The feinschmecker was displeased. (Please note that, despite his tendency to harass me about the quality of my masterful food, I am not, in fact, insulting this particular patron. It just sounds like it to people who are not German, and therefore unused to everything sounding insulting, even—especially—when it’s not.)
According to him, my soup—a perfected version of my grandmother’s long-cherished recipe—was “bland,” needed more vinegar and less garlic, and lacked “pizzazz.” I informed him, coldly, that he was in a German restaurant, where we strongly disapproved of “pizzazz” and any word that has four z’s, and that he had no experience with borscht from which to judge me. He raised a single imperious, upper-middle-class, American eyebrow and told me that everyone in his family except his wife and parents were born in Germany or Austria; that he had tasted ten versions of German borscht and come up with an additional five; that he had the American right to say whatever he wanted (and the American inclination to use as many z’s as possible in a single word); and that he was a borscht connoisseur.
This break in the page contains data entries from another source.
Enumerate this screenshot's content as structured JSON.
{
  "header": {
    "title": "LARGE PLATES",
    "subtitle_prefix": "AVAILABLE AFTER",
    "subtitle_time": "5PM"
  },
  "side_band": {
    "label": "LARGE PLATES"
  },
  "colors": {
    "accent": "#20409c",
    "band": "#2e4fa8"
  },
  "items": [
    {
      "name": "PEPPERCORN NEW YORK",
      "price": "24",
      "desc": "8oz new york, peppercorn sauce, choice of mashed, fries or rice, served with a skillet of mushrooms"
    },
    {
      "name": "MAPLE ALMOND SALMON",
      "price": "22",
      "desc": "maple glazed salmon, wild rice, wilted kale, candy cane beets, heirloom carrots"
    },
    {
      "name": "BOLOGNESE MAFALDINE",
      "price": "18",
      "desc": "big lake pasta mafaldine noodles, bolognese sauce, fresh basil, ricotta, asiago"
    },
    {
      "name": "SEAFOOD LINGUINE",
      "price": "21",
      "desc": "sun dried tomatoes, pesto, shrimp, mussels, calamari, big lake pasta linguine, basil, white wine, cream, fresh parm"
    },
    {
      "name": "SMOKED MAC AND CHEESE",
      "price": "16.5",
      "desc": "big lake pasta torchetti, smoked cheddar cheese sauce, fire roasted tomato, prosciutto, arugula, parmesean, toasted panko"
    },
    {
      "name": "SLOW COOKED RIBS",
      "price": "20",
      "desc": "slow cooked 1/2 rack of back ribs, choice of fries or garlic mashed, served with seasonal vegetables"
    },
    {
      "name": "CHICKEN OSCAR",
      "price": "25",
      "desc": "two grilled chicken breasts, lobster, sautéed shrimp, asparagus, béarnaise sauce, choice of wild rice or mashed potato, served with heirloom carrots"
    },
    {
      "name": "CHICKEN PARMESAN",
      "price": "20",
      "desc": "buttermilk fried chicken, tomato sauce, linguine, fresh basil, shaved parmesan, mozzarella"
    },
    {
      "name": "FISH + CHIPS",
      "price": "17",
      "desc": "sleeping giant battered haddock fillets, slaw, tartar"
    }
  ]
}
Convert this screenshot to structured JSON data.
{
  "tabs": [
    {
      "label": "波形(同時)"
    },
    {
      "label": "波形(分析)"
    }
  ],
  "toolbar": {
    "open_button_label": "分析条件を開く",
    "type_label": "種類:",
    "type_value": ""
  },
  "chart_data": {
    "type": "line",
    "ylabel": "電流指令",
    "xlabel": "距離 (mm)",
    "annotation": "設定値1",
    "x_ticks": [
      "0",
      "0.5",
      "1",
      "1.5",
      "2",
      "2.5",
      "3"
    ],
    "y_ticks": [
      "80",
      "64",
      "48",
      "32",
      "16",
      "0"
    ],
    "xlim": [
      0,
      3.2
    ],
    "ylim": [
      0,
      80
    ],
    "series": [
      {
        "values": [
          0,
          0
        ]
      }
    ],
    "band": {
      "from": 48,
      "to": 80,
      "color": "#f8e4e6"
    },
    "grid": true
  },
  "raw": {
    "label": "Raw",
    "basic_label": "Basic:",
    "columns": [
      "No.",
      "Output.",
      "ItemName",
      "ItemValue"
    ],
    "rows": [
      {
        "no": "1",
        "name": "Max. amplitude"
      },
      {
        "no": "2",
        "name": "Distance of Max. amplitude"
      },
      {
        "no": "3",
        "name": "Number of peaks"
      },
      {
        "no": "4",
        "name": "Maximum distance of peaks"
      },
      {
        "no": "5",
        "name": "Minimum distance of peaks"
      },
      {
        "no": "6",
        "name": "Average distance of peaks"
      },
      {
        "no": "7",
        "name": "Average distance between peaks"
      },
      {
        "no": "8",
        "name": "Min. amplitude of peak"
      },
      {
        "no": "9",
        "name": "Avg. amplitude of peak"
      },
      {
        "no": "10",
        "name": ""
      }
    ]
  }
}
He marched to the door, opened it, triumphantly announced, “Zenzizenzizenzic!,” and stalked away.
I retreated to the kitchen and, furtively, added more vinegar. (The borscht was already masterful, but the extra vinegar made it glorious.)
Again, forgive the very tired writer.
“Zenzizenzizenzic” is an obsolete mathematical term meaning a number to the eighth power (originally defined as representing “the square of squares squaredly” according to Wikipedia); it now exists merely as the English word with the most z’s. It is also incredibly fun to say.